A framed green house with white obscure polycarbonate panels would meet the requirements but would cost a lot more than just buying some weed. Or possibly a chain link fence with privacy slats if people can't look down from nearby buildings. Cheaper than the green house but not as sight line blocking.

If you could collect some large windows (sliding patio doors can often get got for the price of transport) you could sand or acid etch them and make five or six foot square shed by screwing them together (with maybe an assist from four 4x4s acting as posts). Keep them off the ground by setting them on pressure treated 2x4s or aome bricks/pavers/ patio tiles. Build a little 11" high pony wall on one side, place a 2x6 on edge parallel to bisect the area and then cover with poly carbonate roofing.

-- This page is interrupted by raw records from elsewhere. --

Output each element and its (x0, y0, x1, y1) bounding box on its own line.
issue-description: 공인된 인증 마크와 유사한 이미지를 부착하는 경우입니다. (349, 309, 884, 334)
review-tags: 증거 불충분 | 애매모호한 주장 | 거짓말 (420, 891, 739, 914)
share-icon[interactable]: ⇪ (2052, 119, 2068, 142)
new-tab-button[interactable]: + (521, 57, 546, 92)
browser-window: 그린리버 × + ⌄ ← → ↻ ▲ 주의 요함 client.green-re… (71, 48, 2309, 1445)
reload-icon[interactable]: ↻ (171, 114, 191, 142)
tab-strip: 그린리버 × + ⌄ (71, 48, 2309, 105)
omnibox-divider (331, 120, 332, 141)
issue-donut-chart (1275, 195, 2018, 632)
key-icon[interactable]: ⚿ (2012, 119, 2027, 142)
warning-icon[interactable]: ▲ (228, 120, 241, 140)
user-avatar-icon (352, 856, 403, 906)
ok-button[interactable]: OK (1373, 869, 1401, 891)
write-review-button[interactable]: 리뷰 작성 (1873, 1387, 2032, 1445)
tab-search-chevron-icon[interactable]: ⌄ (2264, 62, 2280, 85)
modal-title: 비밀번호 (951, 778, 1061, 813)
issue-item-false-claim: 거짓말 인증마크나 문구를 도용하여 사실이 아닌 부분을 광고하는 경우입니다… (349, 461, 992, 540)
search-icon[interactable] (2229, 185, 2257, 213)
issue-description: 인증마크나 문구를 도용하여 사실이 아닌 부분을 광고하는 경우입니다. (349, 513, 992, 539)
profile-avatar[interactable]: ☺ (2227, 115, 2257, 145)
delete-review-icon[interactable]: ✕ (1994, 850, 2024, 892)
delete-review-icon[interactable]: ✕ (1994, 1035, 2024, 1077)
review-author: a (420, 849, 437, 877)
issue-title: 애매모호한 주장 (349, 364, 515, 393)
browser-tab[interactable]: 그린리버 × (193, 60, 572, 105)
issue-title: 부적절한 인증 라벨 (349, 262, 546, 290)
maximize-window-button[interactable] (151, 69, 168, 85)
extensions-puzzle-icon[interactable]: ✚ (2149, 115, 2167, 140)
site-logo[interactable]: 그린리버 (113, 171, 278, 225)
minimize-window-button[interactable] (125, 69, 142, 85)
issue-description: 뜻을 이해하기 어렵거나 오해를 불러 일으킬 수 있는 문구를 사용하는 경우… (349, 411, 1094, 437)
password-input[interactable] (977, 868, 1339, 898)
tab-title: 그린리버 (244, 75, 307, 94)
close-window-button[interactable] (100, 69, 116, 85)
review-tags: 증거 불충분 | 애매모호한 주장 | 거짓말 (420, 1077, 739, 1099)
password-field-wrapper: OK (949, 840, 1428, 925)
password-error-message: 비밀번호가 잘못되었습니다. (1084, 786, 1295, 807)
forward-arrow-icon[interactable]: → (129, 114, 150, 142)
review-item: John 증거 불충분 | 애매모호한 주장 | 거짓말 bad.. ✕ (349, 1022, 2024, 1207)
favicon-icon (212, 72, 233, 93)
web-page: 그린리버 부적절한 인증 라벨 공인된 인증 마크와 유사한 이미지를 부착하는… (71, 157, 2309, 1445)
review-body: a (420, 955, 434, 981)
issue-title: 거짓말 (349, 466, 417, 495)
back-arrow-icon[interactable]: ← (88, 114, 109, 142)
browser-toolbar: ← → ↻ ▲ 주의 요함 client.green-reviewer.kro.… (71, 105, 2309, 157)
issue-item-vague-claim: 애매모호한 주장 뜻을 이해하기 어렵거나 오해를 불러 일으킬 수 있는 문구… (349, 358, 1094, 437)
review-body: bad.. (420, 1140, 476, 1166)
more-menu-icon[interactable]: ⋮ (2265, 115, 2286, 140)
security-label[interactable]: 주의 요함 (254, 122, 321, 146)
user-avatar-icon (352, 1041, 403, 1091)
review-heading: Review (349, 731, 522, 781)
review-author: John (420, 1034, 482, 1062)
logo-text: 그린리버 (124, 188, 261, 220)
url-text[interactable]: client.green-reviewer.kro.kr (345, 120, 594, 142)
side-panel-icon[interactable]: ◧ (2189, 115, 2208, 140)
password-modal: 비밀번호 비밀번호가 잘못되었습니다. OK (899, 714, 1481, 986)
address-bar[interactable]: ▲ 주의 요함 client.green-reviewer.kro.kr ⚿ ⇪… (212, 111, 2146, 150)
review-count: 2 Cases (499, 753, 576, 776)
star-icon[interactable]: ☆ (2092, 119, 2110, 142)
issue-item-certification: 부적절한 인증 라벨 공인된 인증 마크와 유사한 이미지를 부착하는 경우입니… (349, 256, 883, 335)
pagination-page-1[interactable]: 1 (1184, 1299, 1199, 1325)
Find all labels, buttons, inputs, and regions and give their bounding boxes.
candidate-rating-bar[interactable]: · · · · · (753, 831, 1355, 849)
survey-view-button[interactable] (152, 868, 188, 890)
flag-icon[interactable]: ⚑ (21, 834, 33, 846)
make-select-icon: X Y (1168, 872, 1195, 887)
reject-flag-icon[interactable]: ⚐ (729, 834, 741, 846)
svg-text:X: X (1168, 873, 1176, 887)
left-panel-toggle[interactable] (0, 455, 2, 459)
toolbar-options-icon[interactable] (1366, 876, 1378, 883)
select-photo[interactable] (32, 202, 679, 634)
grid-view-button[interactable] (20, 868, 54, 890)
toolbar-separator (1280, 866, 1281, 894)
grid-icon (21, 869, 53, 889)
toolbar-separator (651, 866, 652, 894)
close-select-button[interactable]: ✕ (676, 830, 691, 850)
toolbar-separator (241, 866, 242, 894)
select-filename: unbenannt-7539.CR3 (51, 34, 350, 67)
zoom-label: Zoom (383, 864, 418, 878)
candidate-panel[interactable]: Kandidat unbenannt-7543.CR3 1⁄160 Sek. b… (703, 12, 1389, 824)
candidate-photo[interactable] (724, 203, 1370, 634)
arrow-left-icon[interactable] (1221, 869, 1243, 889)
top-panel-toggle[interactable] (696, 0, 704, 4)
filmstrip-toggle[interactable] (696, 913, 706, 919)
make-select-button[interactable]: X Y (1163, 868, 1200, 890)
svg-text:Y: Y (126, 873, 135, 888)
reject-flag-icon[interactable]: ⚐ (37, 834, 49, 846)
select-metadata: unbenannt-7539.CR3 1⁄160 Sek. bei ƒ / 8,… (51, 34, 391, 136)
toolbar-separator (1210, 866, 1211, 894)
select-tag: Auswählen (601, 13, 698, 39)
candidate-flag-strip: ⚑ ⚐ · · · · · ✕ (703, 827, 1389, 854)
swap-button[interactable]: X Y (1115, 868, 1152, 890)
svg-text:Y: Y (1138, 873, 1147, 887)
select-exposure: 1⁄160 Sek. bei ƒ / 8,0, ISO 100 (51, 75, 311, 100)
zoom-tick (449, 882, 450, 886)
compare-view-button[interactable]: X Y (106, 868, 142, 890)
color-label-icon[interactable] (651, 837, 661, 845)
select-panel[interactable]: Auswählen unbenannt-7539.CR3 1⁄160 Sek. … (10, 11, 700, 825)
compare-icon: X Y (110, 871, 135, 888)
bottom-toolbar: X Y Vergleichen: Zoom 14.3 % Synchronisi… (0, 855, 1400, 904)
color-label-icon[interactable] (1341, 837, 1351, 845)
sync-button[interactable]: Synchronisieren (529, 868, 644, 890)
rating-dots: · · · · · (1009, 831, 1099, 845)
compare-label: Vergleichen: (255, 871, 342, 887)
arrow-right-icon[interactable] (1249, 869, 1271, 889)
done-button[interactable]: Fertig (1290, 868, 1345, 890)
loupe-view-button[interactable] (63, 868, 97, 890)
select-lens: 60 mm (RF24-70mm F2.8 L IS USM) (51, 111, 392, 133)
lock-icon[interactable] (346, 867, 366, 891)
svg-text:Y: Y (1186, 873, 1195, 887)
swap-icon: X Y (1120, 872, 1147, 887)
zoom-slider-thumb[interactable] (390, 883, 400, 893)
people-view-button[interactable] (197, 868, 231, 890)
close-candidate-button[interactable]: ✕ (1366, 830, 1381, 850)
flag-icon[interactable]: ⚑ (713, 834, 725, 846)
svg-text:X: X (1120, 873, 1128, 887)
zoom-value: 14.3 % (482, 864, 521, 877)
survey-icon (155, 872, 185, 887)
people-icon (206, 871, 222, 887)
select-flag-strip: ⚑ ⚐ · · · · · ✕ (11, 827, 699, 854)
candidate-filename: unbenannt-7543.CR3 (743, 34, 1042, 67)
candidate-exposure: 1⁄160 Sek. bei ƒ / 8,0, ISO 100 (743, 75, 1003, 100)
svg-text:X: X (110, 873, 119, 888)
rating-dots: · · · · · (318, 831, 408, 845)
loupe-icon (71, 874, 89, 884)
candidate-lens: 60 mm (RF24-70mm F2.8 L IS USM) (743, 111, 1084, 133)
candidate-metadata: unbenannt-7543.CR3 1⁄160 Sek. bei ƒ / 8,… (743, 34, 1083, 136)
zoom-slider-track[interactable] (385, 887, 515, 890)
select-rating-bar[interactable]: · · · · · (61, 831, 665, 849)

Cover the open ends with hardware cloth to keep out rats and birds.
posted by Mitheral at 5:03 AM on June 22, 2022


Having some kind of roof over your plant can be handy if it rains during flowering season, because rain getting in amongst dense clusters of bud can easily end up growing mould in all their otherwise delicious little hearts.

Probably not really practicable for a fifteen-foot horse-poo-fed monster, but if you don't have space and security for one of those then certainly worth considering.